4D float array storage

I need to have all threads access a common 4D lookup table. Access is random from all threads. Devices are multiple Tesla K10s.
The LUT data is normalized floating point, less than 50 nodes for each dimension. I will be doing the interpolation manually in CUDA code. I have working host version code already.

I have found that, at least for 1D and 2D integer data, simultaneous access is much faster when texture memory is used for storage. Table dimensions are small, typically 33.
( float LutABCD[33][33][33][33] in host memory)

Question - Is there any best way to fold the table into lower dimensional array, specifically, is
float simLUT_AB_CD [3333] [3333] better than
float simlut_ABC_D [33] [333333] or even
float simLUT_ABCD [333333*33] or anything else?

To my knowledge, and someone correct me if I’m wrong, it is faster to deal with 1D arrays always… so my suggestion is to flatten it to 1 dimension, like so: https://plus.google.com/104038699355103594931/posts/3wipTEpMUun

You can define a macro so that it’s not a complete pain to recalculate your indexes as talonmies’ response shows: http://stackoverflow.com/questions/5631115/2d-array-on-cuda

Using the first link, it should be straight-forward to extend the macro above into 4 dimensions.

La vaca not so loca!
Thanks for both. That’s what I was planning to do.
The macro does make the code readable.
The reduce operations comment won’t be needed since the dimensions are known at compile time.

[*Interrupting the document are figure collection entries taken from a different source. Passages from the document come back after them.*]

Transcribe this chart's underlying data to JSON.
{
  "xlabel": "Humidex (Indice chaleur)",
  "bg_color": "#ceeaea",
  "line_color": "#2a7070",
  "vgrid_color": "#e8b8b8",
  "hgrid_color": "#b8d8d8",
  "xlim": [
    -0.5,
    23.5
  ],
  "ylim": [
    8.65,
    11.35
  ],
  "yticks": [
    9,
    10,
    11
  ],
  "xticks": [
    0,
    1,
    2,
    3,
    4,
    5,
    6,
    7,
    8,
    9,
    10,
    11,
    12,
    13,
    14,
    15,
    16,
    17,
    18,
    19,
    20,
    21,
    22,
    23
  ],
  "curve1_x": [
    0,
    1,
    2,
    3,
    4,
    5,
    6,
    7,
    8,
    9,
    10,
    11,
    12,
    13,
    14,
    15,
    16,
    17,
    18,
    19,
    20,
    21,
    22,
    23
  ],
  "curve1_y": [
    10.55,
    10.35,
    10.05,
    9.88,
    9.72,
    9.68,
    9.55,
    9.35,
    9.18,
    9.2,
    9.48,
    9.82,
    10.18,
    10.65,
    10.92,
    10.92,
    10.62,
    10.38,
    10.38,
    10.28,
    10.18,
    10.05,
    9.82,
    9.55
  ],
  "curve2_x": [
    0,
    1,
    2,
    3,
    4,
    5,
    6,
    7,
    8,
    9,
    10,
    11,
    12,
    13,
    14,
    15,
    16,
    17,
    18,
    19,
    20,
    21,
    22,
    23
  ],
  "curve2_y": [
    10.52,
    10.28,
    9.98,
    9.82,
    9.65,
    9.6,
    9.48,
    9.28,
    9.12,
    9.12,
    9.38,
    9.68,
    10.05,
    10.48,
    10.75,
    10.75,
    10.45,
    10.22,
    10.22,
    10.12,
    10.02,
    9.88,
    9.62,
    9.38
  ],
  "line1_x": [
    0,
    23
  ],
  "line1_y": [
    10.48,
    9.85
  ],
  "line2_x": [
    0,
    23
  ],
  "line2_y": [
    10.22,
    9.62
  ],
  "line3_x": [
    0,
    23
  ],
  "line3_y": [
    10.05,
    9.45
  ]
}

If no one corrects you, I’m going to assume you are right about 1D flattening being faster.
It makes sense. Tnx.

Why don’t you consider using CUDA’s float4? It is a struct defined as

struct __device_builtin__ __builtin_align__(16) float4
{
    float x, y, z, w;
};

and the declaration would read as

float4 simLUT[33];

builtin_align(16) requests the compiler to allocate the struct (or array of such structs) on a 16-byte aligned boundary to improve coalescence.

It’s probably not a problem, but your randomly-accessed 4D LUT is ~4.5 MB so it can’t fit entirely in shared or L2.

If the LUT throughput is the bottleneck you might consider finding a more compact way of representing the LUT so it will fit in either texture, shared or L2.